Learn by doing with live crisis simulation

Classroom and online training can offer a good base to learn the fundamentals and the tools a business needs to design and put in place crisis management strategies or plans. However, a learning-by-doing approach is likely more appropriate. Live experiences are effective for knowledge retention. This is where live simulation of scenarios comes in. 

Much like an Escape Room, the idea is to create an environment that simulates a real business-crisis scenario, which should go in line with possible occurrences in or with the business. The crisis management live simulation should include the members of the crisis management team (CMT), and the top management members, main actors in case of a very real business crisis.

The objective of these simulations is to challenge the participants’ communications skills towards media, social networks, regulatory authorities, clients and employees. CMT members also learn how to handle stress and pressure during intense situations and distribute their roles and responsibilities to effectively manage a crisis. 

To keep the experience real, gamification might be the best technique. Why gamification? Because it makes the learning process more appealing since it’s innovative, fun and increases productivity. Also, helps in the development of new skills in crisis management, like prioritising, delegating and managing time.

To support the learning experience, it’s recommended to use situation- tailored videos, simulations of live press statements and media conferences. During the scenario playout, simulated calls from regulators or company shareholders, social media statements and announcements, and pre-recorded TV newsflashes can be used to elevate the participants’ stress levels. 

Additionally, if you include a team of facilitators and external observers through the simulation exercise, the participants can be debriefed after the exercise on their crisis communication and management skills, and receive detailed comments and suggestions on what worked, what needs to be improved and what should become good reflexes when in crisis mode.

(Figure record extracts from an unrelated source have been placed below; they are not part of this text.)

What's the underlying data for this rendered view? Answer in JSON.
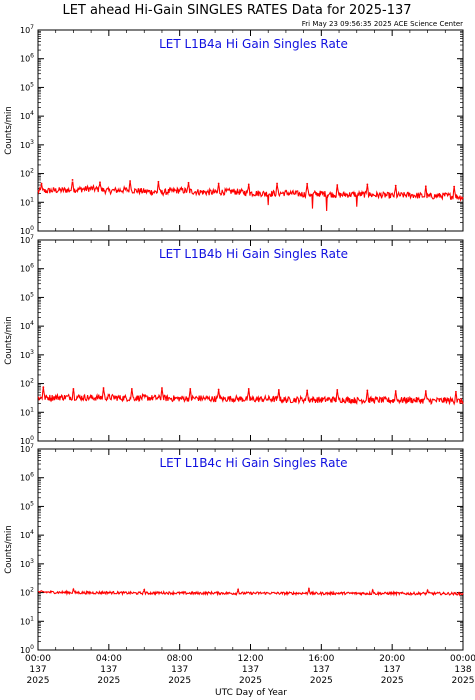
{
  "header": {
    "title": "LET ahead Hi-Gain SINGLES RATES Data for 2025-137",
    "timestamp": "Fri May 23 09:56:35 2025 ACE Science Center"
  },
  "colors": {
    "series": "#ff0000",
    "panel_title": "#1010e0",
    "axes": "#000000"
  },
  "chart_data": [
    {
      "type": "line",
      "title": "LET L1B4a Hi Gain Singles Rate",
      "ylabel": "Counts/min",
      "yscale": "log",
      "ylim": [
        1,
        10000000
      ],
      "ytick_labels": [
        {
          "base": "10",
          "exp": "0"
        },
        {
          "base": "10",
          "exp": "1"
        },
        {
          "base": "10",
          "exp": "2"
        },
        {
          "base": "10",
          "exp": "3"
        },
        {
          "base": "10",
          "exp": "4"
        },
        {
          "base": "10",
          "exp": "5"
        },
        {
          "base": "10",
          "exp": "6"
        },
        {
          "base": "10",
          "exp": "7"
        }
      ],
      "x": [
        0,
        1,
        2,
        3,
        4,
        5,
        6,
        7,
        8,
        9,
        10,
        11,
        12,
        13,
        14,
        15,
        16,
        17,
        18,
        19,
        20,
        21,
        22,
        23,
        24
      ],
      "series": [
        {
          "values": [
            24,
            26,
            27,
            30,
            25,
            27,
            24,
            22,
            26,
            23,
            22,
            24,
            21,
            20,
            21,
            19,
            20,
            18,
            19,
            18,
            17,
            18,
            16,
            17,
            15
          ]
        }
      ],
      "spikes": [
        {
          "x": 0.2,
          "y": 45
        },
        {
          "x": 1.95,
          "y": 60
        },
        {
          "x": 3.5,
          "y": 50
        },
        {
          "x": 5.2,
          "y": 55
        },
        {
          "x": 6.8,
          "y": 52
        },
        {
          "x": 8.5,
          "y": 48
        },
        {
          "x": 10.2,
          "y": 45
        },
        {
          "x": 11.9,
          "y": 42
        },
        {
          "x": 13.5,
          "y": 45
        },
        {
          "x": 15.2,
          "y": 44
        },
        {
          "x": 16.9,
          "y": 40
        },
        {
          "x": 18.6,
          "y": 42
        },
        {
          "x": 20.2,
          "y": 38
        },
        {
          "x": 21.9,
          "y": 36
        },
        {
          "x": 23.5,
          "y": 35
        }
      ],
      "dips": [
        {
          "x": 13.0,
          "y": 8
        },
        {
          "x": 15.5,
          "y": 6
        },
        {
          "x": 16.3,
          "y": 5
        },
        {
          "x": 18.0,
          "y": 7
        }
      ]
    },
    {
      "type": "line",
      "title": "LET L1B4b Hi Gain Singles Rate",
      "ylabel": "Counts/min",
      "yscale": "log",
      "ylim": [
        1,
        10000000
      ],
      "ytick_labels": [
        {
          "base": "10",
          "exp": "0"
        },
        {
          "base": "10",
          "exp": "1"
        },
        {
          "base": "10",
          "exp": "2"
        },
        {
          "base": "10",
          "exp": "3"
        },
        {
          "base": "10",
          "exp": "4"
        },
        {
          "base": "10",
          "exp": "5"
        },
        {
          "base": "10",
          "exp": "6"
        },
        {
          "base": "10",
          "exp": "7"
        }
      ],
      "x": [
        0,
        1,
        2,
        3,
        4,
        5,
        6,
        7,
        8,
        9,
        10,
        11,
        12,
        13,
        14,
        15,
        16,
        17,
        18,
        19,
        20,
        21,
        22,
        23,
        24
      ],
      "series": [
        {
          "values": [
            32,
            33,
            34,
            32,
            33,
            31,
            32,
            31,
            30,
            31,
            29,
            30,
            28,
            29,
            27,
            28,
            27,
            28,
            26,
            27,
            26,
            27,
            25,
            26,
            24
          ]
        }
      ],
      "spikes": [
        {
          "x": 0.3,
          "y": 75
        },
        {
          "x": 2.0,
          "y": 65
        },
        {
          "x": 3.7,
          "y": 70
        },
        {
          "x": 5.3,
          "y": 65
        },
        {
          "x": 7.0,
          "y": 70
        },
        {
          "x": 8.6,
          "y": 65
        },
        {
          "x": 10.2,
          "y": 62
        },
        {
          "x": 11.9,
          "y": 65
        },
        {
          "x": 13.6,
          "y": 60
        },
        {
          "x": 15.2,
          "y": 58
        },
        {
          "x": 16.9,
          "y": 60
        },
        {
          "x": 18.6,
          "y": 58
        },
        {
          "x": 20.2,
          "y": 55
        },
        {
          "x": 21.9,
          "y": 55
        },
        {
          "x": 23.6,
          "y": 52
        }
      ],
      "dips": []
    },
    {
      "type": "line",
      "title": "LET L1B4c Hi Gain Singles Rate",
      "ylabel": "Counts/min",
      "yscale": "log",
      "ylim": [
        1,
        10000000
      ],
      "ytick_labels": [
        {
          "base": "10",
          "exp": "0"
        },
        {
          "base": "10",
          "exp": "1"
        },
        {
          "base": "10",
          "exp": "2"
        },
        {
          "base": "10",
          "exp": "3"
        },
        {
          "base": "10",
          "exp": "4"
        },
        {
          "base": "10",
          "exp": "5"
        },
        {
          "base": "10",
          "exp": "6"
        },
        {
          "base": "10",
          "exp": "7"
        }
      ],
      "x": [
        0,
        1,
        2,
        3,
        4,
        5,
        6,
        7,
        8,
        9,
        10,
        11,
        12,
        13,
        14,
        15,
        16,
        17,
        18,
        19,
        20,
        21,
        22,
        23,
        24
      ],
      "series": [
        {
          "values": [
            105,
            102,
            100,
            98,
            100,
            97,
            95,
            98,
            96,
            95,
            97,
            94,
            95,
            96,
            94,
            95,
            93,
            95,
            94,
            93,
            94,
            92,
            93,
            92,
            91
          ]
        }
      ],
      "spikes": [
        {
          "x": 2.0,
          "y": 130
        },
        {
          "x": 6.0,
          "y": 125
        },
        {
          "x": 11.3,
          "y": 128
        },
        {
          "x": 15.3,
          "y": 135
        },
        {
          "x": 18.9,
          "y": 122
        },
        {
          "x": 22.0,
          "y": 120
        }
      ],
      "dips": []
    }
  ],
  "xaxis": {
    "label": "UTC Day of Year",
    "ticks": [
      {
        "x": 0,
        "time": "00:00",
        "day": "137",
        "year": "2025"
      },
      {
        "x": 4,
        "time": "04:00",
        "day": "137",
        "year": "2025"
      },
      {
        "x": 8,
        "time": "08:00",
        "day": "137",
        "year": "2025"
      },
      {
        "x": 12,
        "time": "12:00",
        "day": "137",
        "year": "2025"
      },
      {
        "x": 16,
        "time": "16:00",
        "day": "137",
        "year": "2025"
      },
      {
        "x": 20,
        "time": "20:00",
        "day": "137",
        "year": "2025"
      },
      {
        "x": 24,
        "time": "00:00",
        "day": "138",
        "year": "2025"
      }
    ],
    "minor_step": 1,
    "range": [
      0,
      24
    ]
  }
}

Businesses need to have a response ready to handle crisis situations. Having a crisis management team in place is highly recommended as they can proactively prepare the business for a crisis. Understanding what constitutes a business crisis, the different types and the different approaches to crisis management is pivotal for the success of this team and their business. 

What we think 
The ABC of Crisis management
Thomas Wittische, Risk Assurance Director at PwC Luxembourg

The likelihood that your business will be hit by a highly threatening, unexpected event has never been higher. Whether the original crisis is self-inflicted or caused by external events, lack of preparation almost always makes the outcome much worse. Although businesses can’t know what type of crisis you will encounter, you can specify many of the tasks that must be handled under altered circumstances, and who will handle them. With live crisis simulations, participants need to learn how to divide to conquer, assigning specific tasks to specific people and act in a collected way under stressful and pressured situations. Ultimately, these simulations can help businesses improve and enhance their crisis response strategy and capabilities. They’ll be equipped with the governance, processes, tools and technology to respond with confidence to any crisis they might face.